The new record was a result of several changes throughout the labyrinthine system, from laser precision, to improved target-fabrication techniques, to diagnostics. This comes on the heels of decades of efforts to build a comprehensive program that can study the nuclear arsenal of the United States via supercomputers at NIF, in addition to other research facilities. In that time, scientists have tested explosives and nuclear materials and components.
Of course, the NIF isn’t detonating bombs, but experiments there might enhance our scientific grasp of how weapons detonate, which could cut down uncertainties and perhaps the inherent collateral damage of such weapons. Further experiments might also investigate how the weapon fares against intense radiation bursts that might happen in a fully-fledged war environment. But, naturally, not everyone agrees.
Critics argue that the facility might be unnecessary to maintaining the US nuclear weapons stockpile, suggesting that the National Nuclear Security Administration (NNSA) is interested in developing new nuclear weapons instead of simply practicing maintenance on older ones at minimal cost.

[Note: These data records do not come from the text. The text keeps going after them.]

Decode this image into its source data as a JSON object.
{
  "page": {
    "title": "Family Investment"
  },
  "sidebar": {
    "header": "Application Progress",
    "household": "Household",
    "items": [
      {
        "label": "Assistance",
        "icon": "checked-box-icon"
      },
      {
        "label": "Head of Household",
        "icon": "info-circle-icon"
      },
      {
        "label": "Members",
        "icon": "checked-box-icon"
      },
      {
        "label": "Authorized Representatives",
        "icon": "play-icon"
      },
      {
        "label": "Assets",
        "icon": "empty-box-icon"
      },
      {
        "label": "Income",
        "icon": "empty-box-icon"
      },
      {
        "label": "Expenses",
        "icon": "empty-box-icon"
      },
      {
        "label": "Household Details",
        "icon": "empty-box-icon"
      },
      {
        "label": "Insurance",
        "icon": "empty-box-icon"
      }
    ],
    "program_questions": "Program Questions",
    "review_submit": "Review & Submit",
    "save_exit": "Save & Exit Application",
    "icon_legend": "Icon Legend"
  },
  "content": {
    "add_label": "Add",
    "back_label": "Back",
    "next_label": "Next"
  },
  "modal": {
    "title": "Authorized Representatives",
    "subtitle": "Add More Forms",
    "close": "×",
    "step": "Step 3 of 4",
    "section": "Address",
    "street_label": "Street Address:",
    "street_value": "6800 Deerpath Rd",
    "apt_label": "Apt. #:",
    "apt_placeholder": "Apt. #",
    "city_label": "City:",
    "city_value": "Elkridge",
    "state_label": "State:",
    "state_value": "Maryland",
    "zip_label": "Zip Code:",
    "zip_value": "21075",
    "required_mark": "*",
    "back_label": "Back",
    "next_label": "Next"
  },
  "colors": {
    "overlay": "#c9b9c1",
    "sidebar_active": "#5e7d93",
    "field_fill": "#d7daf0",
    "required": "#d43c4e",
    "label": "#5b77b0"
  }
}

“That shows either an enormous amount of hubris, or an incredible confidence that you can build a lot of what we need for the next 50 years, even without a functioning NIF,” argued the Head of the Nuclear Information Project Hans Kristensen of the Federation of American Scientists, in Washington, D.C. Hermann thinks the NIF can offer an alternative to the limited experimental data that weapons scientists have when evaluating computer simulations of detonations. A further test to replicate the NIF team’s success might happen later this month, but the sooner it happens, the better, because slight variations in the tuning of the lasers, or the manufacturing of the target capsule could lead to vastly different results.